Camina a pasos rápidos por la tarima de la Sala Sinfónica Jesús López Cobos con esa corbata del mismo color que la caja roja de bombones de Nestlé. Ya en el primer movimiento, El carnaval romano op.9 de Berlioz se nota que la precisión y la potencia de sus manos están subordinadas a la disciplina. Esta pieza la dirige extraordinariamente bien; dirige a la OSCyL como si estuviera interpretando una radiografía, meticulosamente.

 

Después llegaron Roberto Bodí, trompeta y Juan Manuel Urbán, corno inglés tocando una obra de Aaron Copland 2 Quiet City, para cuerdas, trompeta y corno inglés.

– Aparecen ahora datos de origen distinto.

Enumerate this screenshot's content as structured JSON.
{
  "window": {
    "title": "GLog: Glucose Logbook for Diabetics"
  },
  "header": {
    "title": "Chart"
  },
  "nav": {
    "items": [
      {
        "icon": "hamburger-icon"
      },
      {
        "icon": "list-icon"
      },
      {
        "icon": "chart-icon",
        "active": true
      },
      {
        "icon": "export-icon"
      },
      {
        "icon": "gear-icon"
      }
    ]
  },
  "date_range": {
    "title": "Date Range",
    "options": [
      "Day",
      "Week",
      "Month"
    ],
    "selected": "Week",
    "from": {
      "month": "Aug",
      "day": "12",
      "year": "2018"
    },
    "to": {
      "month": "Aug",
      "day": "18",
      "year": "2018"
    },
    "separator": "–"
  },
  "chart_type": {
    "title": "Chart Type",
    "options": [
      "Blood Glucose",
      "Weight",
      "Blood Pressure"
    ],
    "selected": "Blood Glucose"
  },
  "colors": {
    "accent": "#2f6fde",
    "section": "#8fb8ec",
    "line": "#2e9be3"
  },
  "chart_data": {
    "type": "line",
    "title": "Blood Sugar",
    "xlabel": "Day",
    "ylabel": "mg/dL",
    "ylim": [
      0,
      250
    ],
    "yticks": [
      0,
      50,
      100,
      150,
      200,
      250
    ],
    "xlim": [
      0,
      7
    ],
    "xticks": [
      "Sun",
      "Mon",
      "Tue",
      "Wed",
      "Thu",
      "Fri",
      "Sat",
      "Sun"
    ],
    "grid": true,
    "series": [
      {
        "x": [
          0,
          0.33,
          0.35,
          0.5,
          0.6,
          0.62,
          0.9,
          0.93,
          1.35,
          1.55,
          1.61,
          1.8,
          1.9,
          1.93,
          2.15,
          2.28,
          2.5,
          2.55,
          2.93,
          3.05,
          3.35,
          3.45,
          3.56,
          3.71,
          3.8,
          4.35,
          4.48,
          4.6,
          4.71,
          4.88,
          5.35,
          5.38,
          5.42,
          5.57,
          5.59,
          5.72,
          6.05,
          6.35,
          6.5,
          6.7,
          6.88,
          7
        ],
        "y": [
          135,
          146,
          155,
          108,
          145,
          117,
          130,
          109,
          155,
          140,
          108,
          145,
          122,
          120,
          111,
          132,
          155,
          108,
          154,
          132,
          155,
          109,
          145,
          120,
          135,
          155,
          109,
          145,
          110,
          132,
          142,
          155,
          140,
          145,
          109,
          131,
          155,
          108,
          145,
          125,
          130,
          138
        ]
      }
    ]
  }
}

La interpretación que me estimula es la que me permite entra  en ella, por así decirlo: el intérprete mediante la intimidad de su ejecución me hace sentir, disfrutar y viajar. La belleza del sonido nace así, esporádicamente. Y ellos lo consiguen. ¡Enhorabuena!

 

Paul Hindemith y su metamorfosis sobre temas de Carl Maria von Weber no me dijo nada especialmente, para utilizar las palabras de mi compañera de butaca. Nada. Menos mal que llegó el descanso y la copa de cava afecto positivamente al cerebro. Porque Edward Elgar con su Variaciones sobre un tema original, ‘Enigma’, op.36 mostró -y de qué manera- todas las virtudes de la OSCyL. Y es que Leonard Slatkin sale a darlo todo y eso es contagioso.

 

Se pudo disfrutar del sonido. Porque el sonido no es algo solo lineal, también es horizontal, tangencial, de abajo arriba y viceversa, del centro hacia atrás, de forma que el resultado es un todo nuevo, un todo cuyo sentido, paradójicamente, te está vedado. Pero, curiosamente, aunque te esté vetado eres capaz de disfrutar de él.

 

Sostiene Leonard Slatkin que su fórmula es  trabajo, trabajo, trabajo… sin ser obsesivo. Me he dado cuenta con los años que para trabajar mucho y llegar a todo bien tienes que ser organizado. Su severidad y su precisión nunca la da la sensación de mecanicidad. Más bien al contrario, su dirección tiene una extraña y calidad vida.

 

Los aplausos fueron numerosos y verdaderos. Con ganas de volver a verle, maestro.